Suppose we want to count the number of lines in a file. Rust has a crate that would seem to help us, namely, bytecount.

Though this crate is heavily optimized, we can beat its performance with a simple for* loop fed to GCC 9.

Here is the ATS code corresponding to bytecount::count (the function in question is count_lines_for_loop.

staload UN = "prelude/SATS/unsafe.sats"

fn byteview_read_as_char {l0:addr}{m:nat}{ l1 : addr | l1 <= l0+m }(pf : !bytes_v(l0, m) | p : ptr(l1)) : char = $UN.ptr0_get<char>(p)

fn count_lines_for_loop { l : addr | l != null }{m:nat}{ n : nat | n <= m }( pf : !bytes_v(l, m) | ptr : ptr(l), bufsz : size_t(n)) : int = let var res: int = 0 var i: size_t val () = for* { i : nat | i <= m } .<i>. (i : size_t(i)) => (i := bufsz ; i != 0 ; i := i - 1) (let var current_char = byteview_read_as_char(pf | add_ptr_bsz(ptr, i)) in case+ current_char of | '\n' => res := res + 1 | _ => () end) var current_char = byteview_read_as_char(pf | ptr) val () = case+ current_char of | '\n' => res := res + 1 | _ => () in res end

I benchmarked this by using count_lines_for_loop and bytecount::count to count the number of lines in the SQLite amalgamation:

bytecount (sqlite3.c) time: [709.61 us 712.62 us 715.75 us]

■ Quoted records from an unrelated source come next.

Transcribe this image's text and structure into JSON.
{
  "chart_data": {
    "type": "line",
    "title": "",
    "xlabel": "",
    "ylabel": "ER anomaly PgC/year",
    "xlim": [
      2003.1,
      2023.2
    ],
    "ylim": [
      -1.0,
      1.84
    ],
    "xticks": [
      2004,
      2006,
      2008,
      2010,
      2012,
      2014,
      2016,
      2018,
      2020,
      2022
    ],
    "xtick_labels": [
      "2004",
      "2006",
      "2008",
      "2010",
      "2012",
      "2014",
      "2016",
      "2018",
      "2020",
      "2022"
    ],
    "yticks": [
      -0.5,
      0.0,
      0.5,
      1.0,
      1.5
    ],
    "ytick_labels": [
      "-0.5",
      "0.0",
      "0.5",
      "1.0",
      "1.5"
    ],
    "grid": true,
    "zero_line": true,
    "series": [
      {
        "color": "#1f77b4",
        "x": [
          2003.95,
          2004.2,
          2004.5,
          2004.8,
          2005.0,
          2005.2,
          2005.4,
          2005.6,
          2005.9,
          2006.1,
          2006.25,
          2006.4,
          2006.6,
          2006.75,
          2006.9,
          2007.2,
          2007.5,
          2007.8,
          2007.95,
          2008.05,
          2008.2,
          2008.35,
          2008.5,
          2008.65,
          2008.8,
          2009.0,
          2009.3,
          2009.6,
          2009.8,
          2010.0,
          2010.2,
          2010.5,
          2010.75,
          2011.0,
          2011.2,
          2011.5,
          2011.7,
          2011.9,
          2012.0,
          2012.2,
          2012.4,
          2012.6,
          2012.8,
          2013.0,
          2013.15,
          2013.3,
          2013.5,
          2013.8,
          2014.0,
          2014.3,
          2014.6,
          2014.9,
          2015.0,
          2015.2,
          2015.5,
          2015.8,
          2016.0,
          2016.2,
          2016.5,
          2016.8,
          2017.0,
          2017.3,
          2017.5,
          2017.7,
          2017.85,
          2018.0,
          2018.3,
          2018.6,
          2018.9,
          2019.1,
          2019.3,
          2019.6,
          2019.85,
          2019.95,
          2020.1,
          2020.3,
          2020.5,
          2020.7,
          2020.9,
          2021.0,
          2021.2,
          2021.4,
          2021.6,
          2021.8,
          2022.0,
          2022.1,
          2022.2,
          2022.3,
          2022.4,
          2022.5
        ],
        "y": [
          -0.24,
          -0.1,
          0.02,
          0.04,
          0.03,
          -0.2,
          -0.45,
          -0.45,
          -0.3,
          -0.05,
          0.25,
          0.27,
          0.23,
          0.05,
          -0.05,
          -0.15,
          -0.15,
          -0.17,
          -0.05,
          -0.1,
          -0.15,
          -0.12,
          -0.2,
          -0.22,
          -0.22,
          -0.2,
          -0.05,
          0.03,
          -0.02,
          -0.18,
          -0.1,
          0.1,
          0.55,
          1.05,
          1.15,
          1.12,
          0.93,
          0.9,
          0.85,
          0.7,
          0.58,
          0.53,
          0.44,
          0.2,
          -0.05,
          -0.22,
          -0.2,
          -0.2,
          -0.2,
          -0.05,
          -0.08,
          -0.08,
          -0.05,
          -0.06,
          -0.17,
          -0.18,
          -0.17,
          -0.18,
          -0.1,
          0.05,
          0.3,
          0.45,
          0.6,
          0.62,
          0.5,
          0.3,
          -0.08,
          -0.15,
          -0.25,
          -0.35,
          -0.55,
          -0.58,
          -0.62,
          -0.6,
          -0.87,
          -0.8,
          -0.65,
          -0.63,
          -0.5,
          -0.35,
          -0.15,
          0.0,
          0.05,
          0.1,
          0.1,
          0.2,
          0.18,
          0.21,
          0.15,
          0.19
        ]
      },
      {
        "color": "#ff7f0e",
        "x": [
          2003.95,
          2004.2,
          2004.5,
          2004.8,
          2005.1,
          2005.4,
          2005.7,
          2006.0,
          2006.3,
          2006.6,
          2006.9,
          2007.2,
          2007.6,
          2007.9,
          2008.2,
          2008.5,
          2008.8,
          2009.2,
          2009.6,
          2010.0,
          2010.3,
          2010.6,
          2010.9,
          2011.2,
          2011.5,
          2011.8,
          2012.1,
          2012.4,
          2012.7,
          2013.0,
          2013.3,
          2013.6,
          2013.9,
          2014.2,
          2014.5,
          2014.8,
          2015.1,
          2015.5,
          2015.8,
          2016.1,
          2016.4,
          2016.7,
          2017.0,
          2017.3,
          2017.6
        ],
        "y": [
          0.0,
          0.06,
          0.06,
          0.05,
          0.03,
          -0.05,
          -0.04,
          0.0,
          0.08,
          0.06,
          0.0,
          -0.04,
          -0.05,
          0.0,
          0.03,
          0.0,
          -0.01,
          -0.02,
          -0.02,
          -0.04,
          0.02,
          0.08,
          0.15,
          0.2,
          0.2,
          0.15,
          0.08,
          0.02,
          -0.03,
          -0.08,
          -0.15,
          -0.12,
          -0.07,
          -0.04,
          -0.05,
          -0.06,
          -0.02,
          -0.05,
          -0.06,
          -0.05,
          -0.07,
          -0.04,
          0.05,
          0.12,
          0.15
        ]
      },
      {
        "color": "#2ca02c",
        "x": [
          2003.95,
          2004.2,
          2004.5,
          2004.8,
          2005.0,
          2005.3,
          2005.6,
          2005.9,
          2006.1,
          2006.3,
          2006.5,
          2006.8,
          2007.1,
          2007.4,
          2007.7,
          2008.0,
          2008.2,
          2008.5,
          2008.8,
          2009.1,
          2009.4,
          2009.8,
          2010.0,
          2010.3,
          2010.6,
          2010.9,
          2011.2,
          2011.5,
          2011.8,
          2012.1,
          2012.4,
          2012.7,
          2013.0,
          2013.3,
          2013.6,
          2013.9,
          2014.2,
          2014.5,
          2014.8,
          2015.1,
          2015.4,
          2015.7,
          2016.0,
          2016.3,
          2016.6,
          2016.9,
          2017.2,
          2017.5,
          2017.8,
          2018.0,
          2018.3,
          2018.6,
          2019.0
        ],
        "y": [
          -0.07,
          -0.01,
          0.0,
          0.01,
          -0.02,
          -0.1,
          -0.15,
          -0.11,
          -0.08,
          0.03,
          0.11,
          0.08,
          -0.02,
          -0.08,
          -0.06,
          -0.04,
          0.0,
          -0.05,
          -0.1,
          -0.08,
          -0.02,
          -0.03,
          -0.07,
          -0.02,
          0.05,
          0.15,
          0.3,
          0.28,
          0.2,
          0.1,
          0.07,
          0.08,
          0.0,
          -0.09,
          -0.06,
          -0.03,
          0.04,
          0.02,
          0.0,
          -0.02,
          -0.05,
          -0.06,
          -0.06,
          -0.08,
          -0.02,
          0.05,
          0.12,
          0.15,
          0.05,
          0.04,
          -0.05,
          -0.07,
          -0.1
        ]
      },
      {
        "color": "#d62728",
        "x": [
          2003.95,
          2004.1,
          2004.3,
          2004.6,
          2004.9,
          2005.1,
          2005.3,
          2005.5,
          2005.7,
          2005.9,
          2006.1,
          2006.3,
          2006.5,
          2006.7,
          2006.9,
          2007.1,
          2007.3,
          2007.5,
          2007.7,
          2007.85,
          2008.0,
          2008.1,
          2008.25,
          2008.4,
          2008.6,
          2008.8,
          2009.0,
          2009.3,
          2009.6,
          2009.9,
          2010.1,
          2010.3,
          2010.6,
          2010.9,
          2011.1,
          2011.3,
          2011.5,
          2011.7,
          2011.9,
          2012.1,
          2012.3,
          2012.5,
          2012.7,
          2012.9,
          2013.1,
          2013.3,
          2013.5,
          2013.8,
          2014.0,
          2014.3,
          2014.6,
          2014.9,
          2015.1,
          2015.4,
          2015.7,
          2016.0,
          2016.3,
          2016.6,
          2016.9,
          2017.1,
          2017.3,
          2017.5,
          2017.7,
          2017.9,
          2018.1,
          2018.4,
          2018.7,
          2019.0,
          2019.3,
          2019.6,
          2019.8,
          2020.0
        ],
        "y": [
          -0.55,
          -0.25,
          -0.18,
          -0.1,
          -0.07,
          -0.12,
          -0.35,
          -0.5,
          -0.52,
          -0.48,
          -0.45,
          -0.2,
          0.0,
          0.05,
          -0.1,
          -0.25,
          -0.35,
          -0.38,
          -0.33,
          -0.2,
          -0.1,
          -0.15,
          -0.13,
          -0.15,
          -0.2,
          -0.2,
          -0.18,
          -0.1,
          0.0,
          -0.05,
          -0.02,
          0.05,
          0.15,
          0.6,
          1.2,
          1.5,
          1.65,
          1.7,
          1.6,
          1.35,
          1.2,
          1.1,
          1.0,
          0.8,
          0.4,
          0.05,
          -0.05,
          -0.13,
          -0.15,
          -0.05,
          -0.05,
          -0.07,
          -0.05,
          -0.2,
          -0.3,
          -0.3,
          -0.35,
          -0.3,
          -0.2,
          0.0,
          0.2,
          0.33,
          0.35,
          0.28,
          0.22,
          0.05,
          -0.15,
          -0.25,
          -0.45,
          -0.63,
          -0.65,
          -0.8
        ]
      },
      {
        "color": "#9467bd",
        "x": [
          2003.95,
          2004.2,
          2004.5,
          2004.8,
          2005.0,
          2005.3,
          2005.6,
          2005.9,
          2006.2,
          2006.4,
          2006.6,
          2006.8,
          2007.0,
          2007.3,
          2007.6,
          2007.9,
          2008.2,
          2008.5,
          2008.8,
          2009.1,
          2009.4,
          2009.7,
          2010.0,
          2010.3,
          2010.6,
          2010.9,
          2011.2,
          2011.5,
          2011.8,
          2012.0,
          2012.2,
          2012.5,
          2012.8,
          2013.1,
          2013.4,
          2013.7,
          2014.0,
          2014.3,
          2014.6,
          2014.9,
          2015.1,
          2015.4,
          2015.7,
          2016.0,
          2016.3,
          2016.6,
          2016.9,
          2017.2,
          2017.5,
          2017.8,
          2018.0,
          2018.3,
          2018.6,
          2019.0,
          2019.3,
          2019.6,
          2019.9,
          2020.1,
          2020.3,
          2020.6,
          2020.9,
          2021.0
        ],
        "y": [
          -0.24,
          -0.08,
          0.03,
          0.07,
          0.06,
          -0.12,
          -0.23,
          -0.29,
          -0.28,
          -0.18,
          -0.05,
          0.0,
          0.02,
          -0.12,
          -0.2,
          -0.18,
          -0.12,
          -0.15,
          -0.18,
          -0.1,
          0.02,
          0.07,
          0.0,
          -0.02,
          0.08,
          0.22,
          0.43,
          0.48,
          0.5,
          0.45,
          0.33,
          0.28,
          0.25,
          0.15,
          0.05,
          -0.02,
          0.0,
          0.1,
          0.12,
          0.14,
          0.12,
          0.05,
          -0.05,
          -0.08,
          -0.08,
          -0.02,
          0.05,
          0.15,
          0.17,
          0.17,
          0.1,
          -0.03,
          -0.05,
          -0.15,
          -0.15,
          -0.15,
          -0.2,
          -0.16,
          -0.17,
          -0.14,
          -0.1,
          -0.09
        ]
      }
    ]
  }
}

sqlite.c (for loop) estimate: 617.200826 μs sqlite.c (bytecount) estimate: 700.684214 μs

As you can see, count_lines_for_loop outperforms bytecount::count.

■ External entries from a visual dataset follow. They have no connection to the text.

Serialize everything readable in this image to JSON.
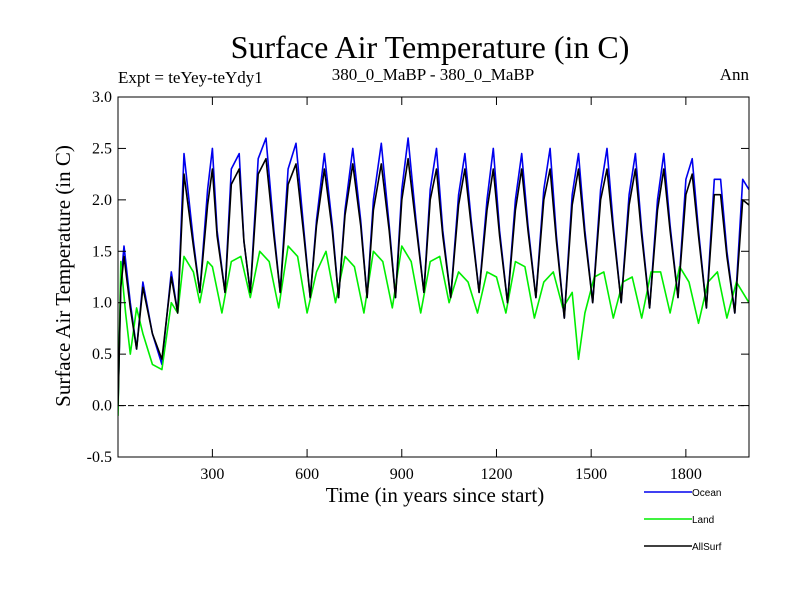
{
  "chart_data": {
    "type": "line",
    "title": "Surface Air Temperature (in C)",
    "subtitle_left": "Expt = teYey-teYdy1",
    "subtitle_center": "380_0_MaBP - 380_0_MaBP",
    "subtitle_right": "Ann",
    "xlabel": "Time (in years since start)",
    "ylabel": "Surface Air Temperature (in C)",
    "xlim": [
      1,
      2000
    ],
    "ylim": [
      -0.5,
      3.0
    ],
    "xticks": [
      300,
      600,
      900,
      1200,
      1500,
      1800
    ],
    "yticks": [
      -0.5,
      0.0,
      0.5,
      1.0,
      1.5,
      2.0,
      2.5,
      3.0
    ],
    "ytick_labels": [
      "-0.5",
      "0.0",
      "0.5",
      "1.0",
      "1.5",
      "2.0",
      "2.5",
      "3.0"
    ],
    "zero_line": 0.0,
    "series": [
      {
        "name": "Ocean",
        "color": "#0000ee",
        "x": [
          1,
          10,
          20,
          40,
          60,
          80,
          110,
          140,
          170,
          190,
          210,
          240,
          260,
          285,
          300,
          315,
          340,
          360,
          385,
          400,
          420,
          445,
          470,
          495,
          515,
          540,
          565,
          590,
          610,
          630,
          655,
          680,
          700,
          720,
          745,
          770,
          790,
          810,
          835,
          860,
          880,
          900,
          920,
          945,
          970,
          990,
          1010,
          1030,
          1055,
          1080,
          1100,
          1120,
          1145,
          1170,
          1190,
          1210,
          1235,
          1260,
          1280,
          1300,
          1325,
          1350,
          1370,
          1390,
          1415,
          1440,
          1460,
          1480,
          1505,
          1530,
          1550,
          1570,
          1595,
          1620,
          1640,
          1660,
          1685,
          1710,
          1730,
          1750,
          1775,
          1800,
          1820,
          1840,
          1865,
          1890,
          1910,
          1930,
          1955,
          1980,
          2000
        ],
        "y": [
          0.0,
          1.2,
          1.55,
          1.0,
          0.55,
          1.2,
          0.7,
          0.4,
          1.3,
          0.9,
          2.45,
          1.6,
          1.1,
          2.1,
          2.5,
          1.7,
          1.1,
          2.3,
          2.45,
          1.6,
          1.1,
          2.4,
          2.6,
          1.7,
          1.1,
          2.3,
          2.55,
          1.7,
          1.05,
          1.8,
          2.45,
          1.75,
          1.05,
          1.9,
          2.5,
          1.8,
          1.05,
          2.0,
          2.55,
          1.75,
          1.05,
          2.1,
          2.6,
          1.8,
          1.1,
          2.1,
          2.5,
          1.7,
          1.05,
          2.05,
          2.45,
          1.8,
          1.1,
          2.0,
          2.5,
          1.7,
          1.0,
          2.0,
          2.45,
          1.75,
          1.05,
          2.1,
          2.5,
          1.65,
          0.85,
          2.05,
          2.45,
          1.7,
          1.0,
          2.1,
          2.5,
          1.75,
          1.0,
          2.05,
          2.45,
          1.7,
          0.95,
          2.0,
          2.45,
          1.75,
          1.05,
          2.2,
          2.4,
          1.7,
          0.95,
          2.2,
          2.2,
          1.5,
          0.9,
          2.2,
          2.1
        ]
      },
      {
        "name": "Land",
        "color": "#00ee00",
        "x": [
          1,
          10,
          25,
          40,
          60,
          80,
          110,
          140,
          170,
          190,
          210,
          240,
          260,
          285,
          300,
          330,
          360,
          390,
          420,
          450,
          480,
          510,
          540,
          570,
          600,
          630,
          660,
          690,
          720,
          750,
          780,
          810,
          840,
          870,
          900,
          930,
          960,
          990,
          1020,
          1050,
          1080,
          1110,
          1140,
          1170,
          1200,
          1230,
          1260,
          1290,
          1320,
          1350,
          1380,
          1410,
          1440,
          1460,
          1480,
          1510,
          1540,
          1570,
          1600,
          1630,
          1660,
          1690,
          1720,
          1750,
          1780,
          1810,
          1840,
          1870,
          1900,
          1930,
          1960,
          2000
        ],
        "y": [
          -0.1,
          1.4,
          0.9,
          0.5,
          0.95,
          0.7,
          0.4,
          0.35,
          1.0,
          0.9,
          1.45,
          1.3,
          1.0,
          1.4,
          1.35,
          0.9,
          1.4,
          1.45,
          1.05,
          1.5,
          1.4,
          0.95,
          1.55,
          1.45,
          0.9,
          1.3,
          1.5,
          1.0,
          1.45,
          1.35,
          0.9,
          1.5,
          1.4,
          0.95,
          1.55,
          1.4,
          0.9,
          1.4,
          1.45,
          1.0,
          1.3,
          1.2,
          0.9,
          1.3,
          1.25,
          0.9,
          1.4,
          1.35,
          0.85,
          1.2,
          1.3,
          0.95,
          1.1,
          0.45,
          0.9,
          1.25,
          1.3,
          0.85,
          1.2,
          1.25,
          0.85,
          1.3,
          1.3,
          0.9,
          1.35,
          1.2,
          0.8,
          1.2,
          1.3,
          0.85,
          1.2,
          1.0
        ]
      },
      {
        "name": "AllSurf",
        "color": "#000000",
        "x": [
          1,
          10,
          20,
          40,
          60,
          80,
          110,
          140,
          170,
          190,
          210,
          240,
          260,
          285,
          300,
          315,
          340,
          360,
          385,
          400,
          420,
          445,
          470,
          495,
          515,
          540,
          565,
          590,
          610,
          630,
          655,
          680,
          700,
          720,
          745,
          770,
          790,
          810,
          835,
          860,
          880,
          900,
          920,
          945,
          970,
          990,
          1010,
          1030,
          1055,
          1080,
          1100,
          1120,
          1145,
          1170,
          1190,
          1210,
          1235,
          1260,
          1280,
          1300,
          1325,
          1350,
          1370,
          1390,
          1415,
          1440,
          1460,
          1480,
          1505,
          1530,
          1550,
          1570,
          1595,
          1620,
          1640,
          1660,
          1685,
          1710,
          1730,
          1750,
          1775,
          1800,
          1820,
          1840,
          1865,
          1890,
          1910,
          1930,
          1955,
          1980,
          2000
        ],
        "y": [
          0.0,
          1.15,
          1.45,
          0.95,
          0.55,
          1.15,
          0.7,
          0.45,
          1.25,
          0.9,
          2.25,
          1.55,
          1.1,
          1.95,
          2.3,
          1.65,
          1.1,
          2.15,
          2.3,
          1.6,
          1.1,
          2.25,
          2.4,
          1.65,
          1.1,
          2.15,
          2.35,
          1.65,
          1.05,
          1.75,
          2.3,
          1.7,
          1.05,
          1.85,
          2.35,
          1.75,
          1.05,
          1.9,
          2.35,
          1.7,
          1.05,
          2.0,
          2.4,
          1.75,
          1.1,
          2.0,
          2.3,
          1.65,
          1.05,
          1.95,
          2.3,
          1.75,
          1.1,
          1.9,
          2.3,
          1.65,
          1.0,
          1.9,
          2.3,
          1.7,
          1.05,
          2.0,
          2.3,
          1.6,
          0.85,
          1.95,
          2.3,
          1.65,
          1.0,
          2.0,
          2.3,
          1.7,
          1.0,
          1.95,
          2.3,
          1.65,
          0.95,
          1.9,
          2.3,
          1.7,
          1.05,
          2.05,
          2.25,
          1.65,
          0.95,
          2.05,
          2.05,
          1.45,
          0.9,
          2.0,
          1.95
        ]
      }
    ]
  }
}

The full benchmarking code is available here.

Conclusions

First, ATS is suitable for fast code; though patscc frequently produces impenetrable C, GCC is able to optimize it just fine.

Second, GCC is impressive - though bytecount::count is heavily optimized GCC manages to do slightly better.

One note: though bytecount makes use of unsafe, the above code does not! So it has all the correctness guaranteed by GCC.